Elizabeth non fa eccezione; anzi, spesso i suoi comportamenti sono intrisi di sottile doppiezza. Natalie Portman è bravissima a esprimere le vere intenzioni dell’attrice con il linguaggio non verbale, o con parole che nascondono scopi diversi da quelli dichiarati. Il valore di May December è anche questo: suggerisce, piuttosto che declamare. Non a caso, Haynes adotta un simile approccio per rievocare il passato della coppia. Non ci sono spiegoni, né flashback esplicativi: la vicenda emerge per gradi dalle indagini di Elizabeth e dalle copertine dei tabloid, ovvero il principale mezzo di diffusione per una storia del genere.

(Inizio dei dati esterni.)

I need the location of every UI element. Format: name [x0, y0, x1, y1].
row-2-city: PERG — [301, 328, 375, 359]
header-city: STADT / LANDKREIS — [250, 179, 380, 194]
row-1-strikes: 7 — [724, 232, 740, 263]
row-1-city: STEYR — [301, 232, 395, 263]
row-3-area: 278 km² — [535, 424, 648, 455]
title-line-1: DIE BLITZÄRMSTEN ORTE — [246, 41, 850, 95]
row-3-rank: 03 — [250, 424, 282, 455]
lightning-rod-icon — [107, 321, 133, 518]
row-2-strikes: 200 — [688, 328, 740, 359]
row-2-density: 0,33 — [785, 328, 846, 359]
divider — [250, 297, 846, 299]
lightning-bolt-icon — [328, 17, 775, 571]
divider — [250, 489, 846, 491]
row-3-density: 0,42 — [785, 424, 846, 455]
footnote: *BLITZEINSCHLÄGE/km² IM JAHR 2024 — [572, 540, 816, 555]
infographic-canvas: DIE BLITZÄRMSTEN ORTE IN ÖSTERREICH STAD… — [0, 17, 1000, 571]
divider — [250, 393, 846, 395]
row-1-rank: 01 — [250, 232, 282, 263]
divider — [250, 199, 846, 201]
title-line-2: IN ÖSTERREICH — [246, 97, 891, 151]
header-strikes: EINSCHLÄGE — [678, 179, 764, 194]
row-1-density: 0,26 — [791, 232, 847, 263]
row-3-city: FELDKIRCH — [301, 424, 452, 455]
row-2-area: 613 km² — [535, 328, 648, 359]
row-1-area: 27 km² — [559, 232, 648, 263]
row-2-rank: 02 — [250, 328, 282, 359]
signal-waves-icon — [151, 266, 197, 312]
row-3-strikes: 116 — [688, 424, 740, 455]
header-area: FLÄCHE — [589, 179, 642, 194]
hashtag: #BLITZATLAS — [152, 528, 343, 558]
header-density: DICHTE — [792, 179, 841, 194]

Succede allora che l’attrice s’immerga talmente a fondo nella sua ricerca da sfiorare l’ossessione, e May December finisce per rileggere a modo proprio un antico topos letterario: quello del doppio. Non è certo una sorpresa che Haynes abbia citato Persona di Bergman tra le sue fonti d’ispirazione. Elizabeth si sovrappone progressivamente a Gracie, al punto da far coincidere persino il suo desiderio con quello della donna. Joe diviene la vittima di un gioco inconsapevole, laddove Elizabeth non si rende conto che quest’ultimo – pur essendo suo coetaneo – è confinato in un’eterna adolescenza, essendo stato privato di un’educazione sentimentale sana; mentre Gracie lo intossica di gaslighting, facendogli credere (e convincendo anche sé stessa) che sia stato lui ad averla sedotta, e sia stato sempre lui ad avere il controllo. «Who’s the boss?» gli chiede in un momento cruciale, rivelatore di un rapporto basato fin dall’inizio – di nuovo – sulla manipolazione.

Chi cerca una scena madre difficilmente resterà soddisfatto. May December non propone soluzioni, e non scivola mai nella retorica: al contrario, è un lucido ritratto dell’utilitarismo che spesso caratterizza le interazioni sociali, e il finale lo dimostra in pieno.